Egi Kinkin (江木欣々)

Kinkin EGI (January 30, 1877 - February 20, 1930) was a wife of Makoto (his name can also be pronounced Chu) EGI who was a law scholar in the Meiji period. Her real name was Eiko. She gave herself the second name of Kinkin or Kinkinei (欣々栄). It is also said that the year of birth was 1879. Tokuji HAYAKAWA, the founder of SHARP Corporation was her younger maternal half-brother.

She was referred to as one of the three beautiful women of the Taisho period, along with Takeko KUJO and Byakuren YANAGIHARA.

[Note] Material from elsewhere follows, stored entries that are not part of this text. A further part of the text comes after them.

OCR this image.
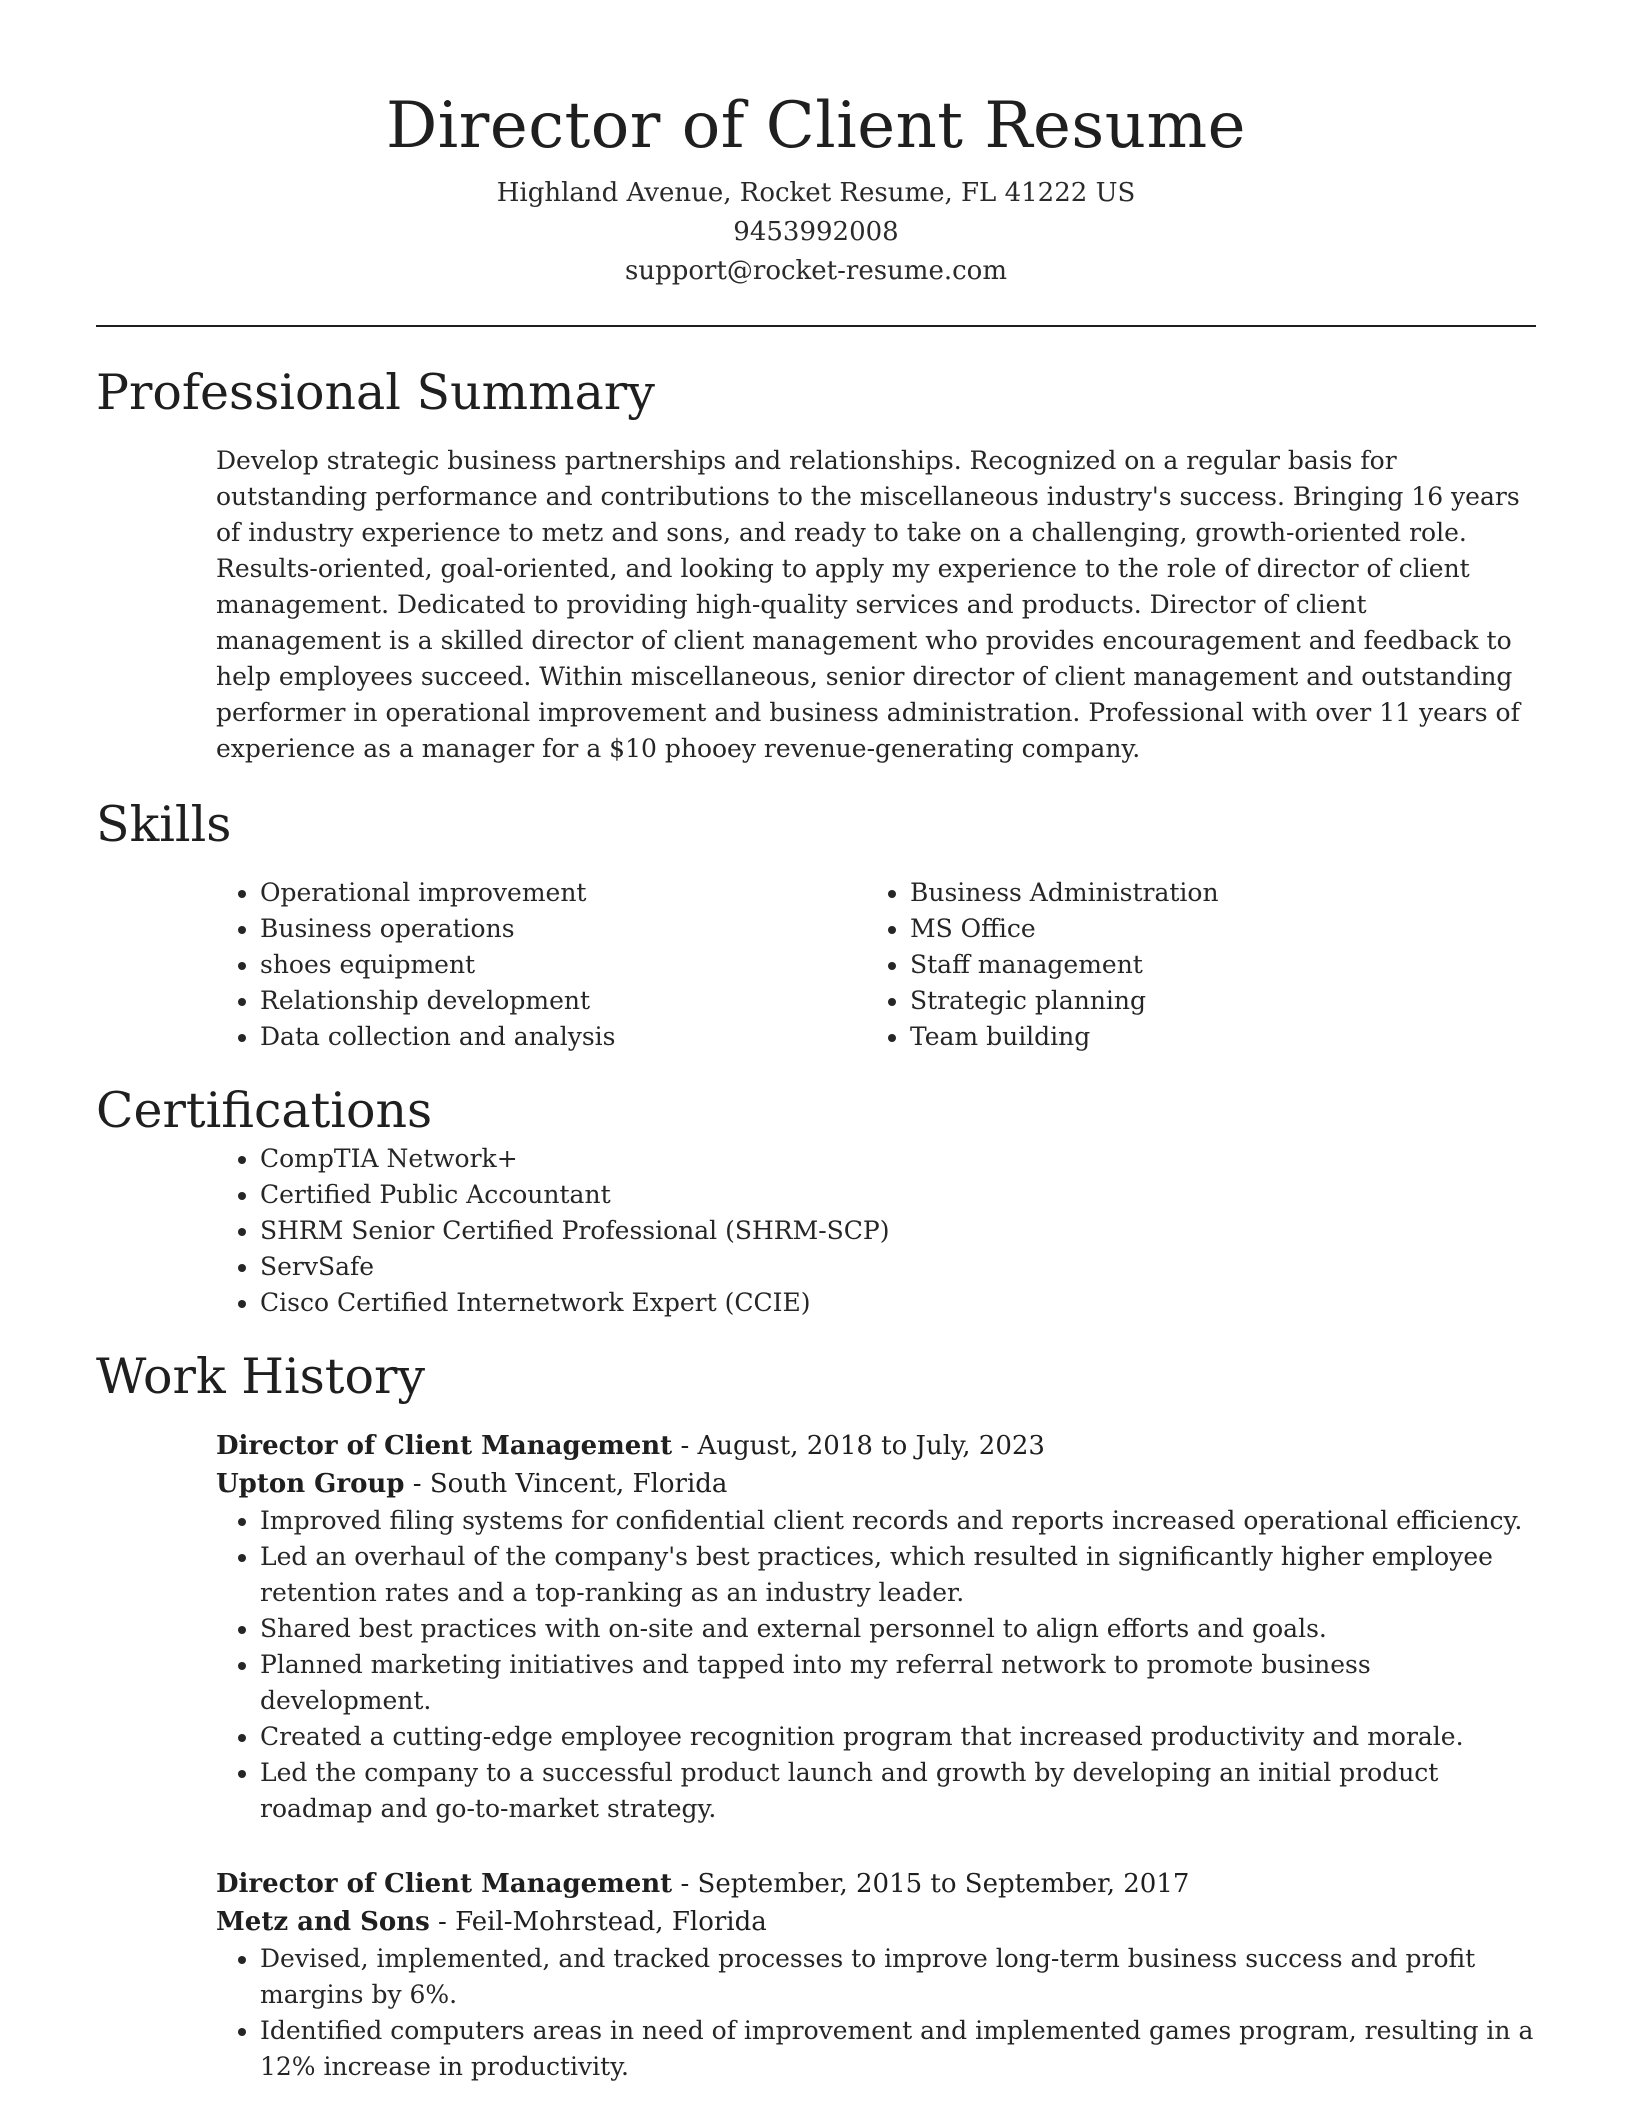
Director of Client Resume
Highland Avenue, Rocket Resume, FL 41222 US
9453992008
support@rocket-resume.com
Professional Summary

Develop strategic business partnerships and relationships. Recognized on a regular basis for outstanding performance and contributions to the miscellaneous industry's success. Bringing 16 years of industry experience to metz and sons, and ready to take on a challenging, growth-oriented role. Results-oriented, goal-oriented, and looking to apply my experience to the role of director of client management. Dedicated to providing high-quality services and products. Director of client management is a skilled director of client management who provides encouragement and feedback to help employees succeed. Within miscellaneous, senior director of client management and outstanding performer in operational improvement and business administration. Professional with over 11 years of experience as a manager for a $10 phooey revenue-generating company.

Skills
• Operational improvement
• Business operations
• shoes equipment
• Relationship development
• Data collection and analysis
• Business Administration
• MS Office
• Staff management
• Strategic planning
• Team building
Certifications
• CompTIA Network+
• Certified Public Accountant
• SHRM Senior Certified Professional (SHRM-SCP)
• ServSafe
• Cisco Certified Internetwork Expert (CCIE)
Work History
Director of Client Management - August, 2018 to July, 2023
Upton Group - South Vincent, Florida
• Improved filing systems for confidential client records and reports increased operational efficiency.
• Led an overhaul of the company's best practices, which resulted in significantly higher employee retention rates and a top-ranking as an industry leader.
• Shared best practices with on-site and external personnel to align efforts and goals.
• Planned marketing initiatives and tapped into my referral network to promote business development.
• Created a cutting-edge employee recognition program that increased productivity and morale.
• Led the company to a successful product launch and growth by developing an initial product roadmap and go-to-market strategy.
Director of Client Management - September, 2015 to September, 2017
Metz and Sons - Feil-Mohrstead, Florida
• Devised, implemented, and tracked processes to improve long-term business success and profit margins by 6%.
• Identified computers areas in need of improvement and implemented games program, resulting in a 12% increase in productivity.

Eiko was born to Shinpei SEKI, the Ehime prefectural governor who had an intimate relationship with his maid, Hanako FUJITANI. Eiko was adopted out and then became a maiko (apprentice geisha) in a hanamachi (geisha district) around Kobusho (military training institute) near Kanda Myojin-Shrine because her adoptive family became badly off.

At the age of 16, Eiko became a legal wife of a son of Ariyoshi, Karo (chief retainer) of the Hosokawa clan in the Kyushu region after he bought her contractual freedom. However, her husband died of illness just a year later. She was dismissed from the Ariyoshi family and then came back to the Karyukai (world of the geisha).
She moved to Shinbashi this time and served again in Matsuya as a hangyoku (child geisha) under the name of 'Botan (tree peony).'

Eiko gained a reputation as a beautiful geisha in Shinbashi and then got married to Makoto EGI.

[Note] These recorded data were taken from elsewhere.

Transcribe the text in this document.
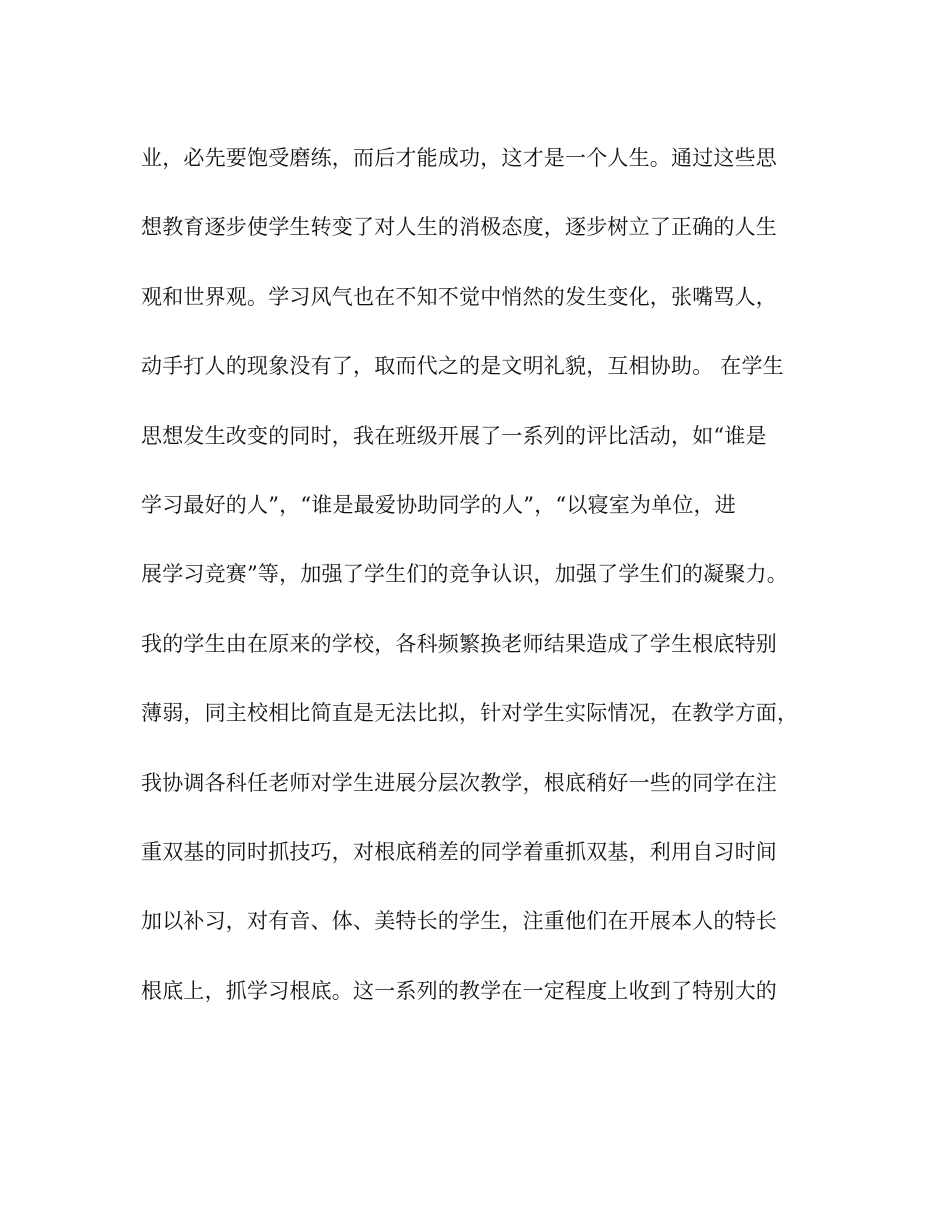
业，必先要饱受磨练，而后才能成功，这才是一个人生。通过这些思
想教育逐步使学生转变了对人生的消极态度，逐步树立了正确的人生
观和世界观。学习风气也在不知不觉中悄然的发生变化，张嘴骂人，
动手打人的现象没有了，取而代之的是文明礼貌，互相协助。 在学生
思想发生改变的同时，我在班级开展了一系列的评比活动，如“谁是
学习最好的人”，“谁是最爱协助同学的人”，“以寝室为单位，进
展学习竞赛”等，加强了学生们的竞争认识，加强了学生们的凝聚力。
我的学生由在原来的学校，各科频繁换老师结果造成了学生根底特别
薄弱，同主校相比简直是无法比拟，针对学生实际情况，在教学方面，
我协调各科任老师对学生进展分层次教学，根底稍好一些的同学在注
重双基的同时抓技巧，对根底稍差的同学着重抓双基，利用自习时间
加以补习，对有音、体、美特长的学生，注重他们在开展本人的特长
根底上，抓学习根底。这一系列的教学在一定程度上收到了特别大的
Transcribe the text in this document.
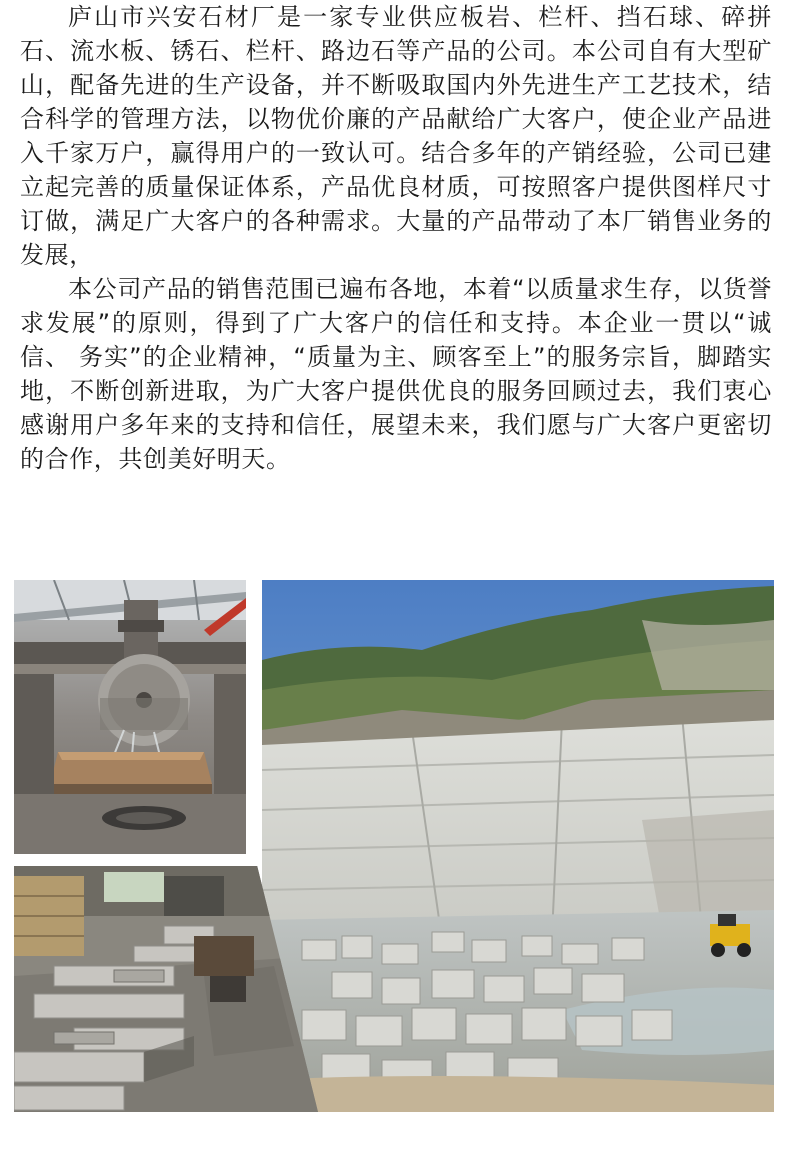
庐山市兴安石材厂是一家专业供应板岩、栏杆、挡石球、碎拼石、流水板、锈石、栏杆、路边石等产品的公司。本公司自有大型矿山，配备先进的生产设备，并不断吸取国内外先进生产工艺技术，结合科学的管理方法，以物优价廉的产品献给广大客户，使企业产品进入千家万户，赢得用户的一致认可。结合多年的产销经验，公司已建立起完善的质量保证体系，产品优良材质，可按照客户提供图样尺寸订做，满足广大客户的各种需求。大量的产品带动了本厂销售业务的发展，

本公司产品的销售范围已遍布各地，本着“以质量求生存，以货誉求发展”的原则，得到了广大客户的信任和支持。本企业一贯以“诚信、 务实”的企业精神，“质量为主、顾客至上”的服务宗旨，脚踏实地，不断创新进取，为广大客户提供优良的服务回顾过去，我们衷心感谢用户多年来的支持和信任，展望未来，我们愿与广大客户更密切的合作，共创美好明天。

Inviting persons involved to her home, she threw parties, which functioned as a place for social interaction. Eiko became a star, showing her wide-ranging hobbies of and talent in poetry, calligraphy, tenkoku (seal-engraving) and yokyoku (Noh song).

She lost her husband in 1925. In 1930, she killed herself by hanging in Tokuji HAYAKAWA's home in Osaka.

She is known as a model of 'Tsukiji Akashi Cho,' the masterpiece by Kiyokata KABURAGI, a painter of Bijinga ("Beautiful Woman Picture") (but it is also said that the model was Maseko, her younger paternal half-sister).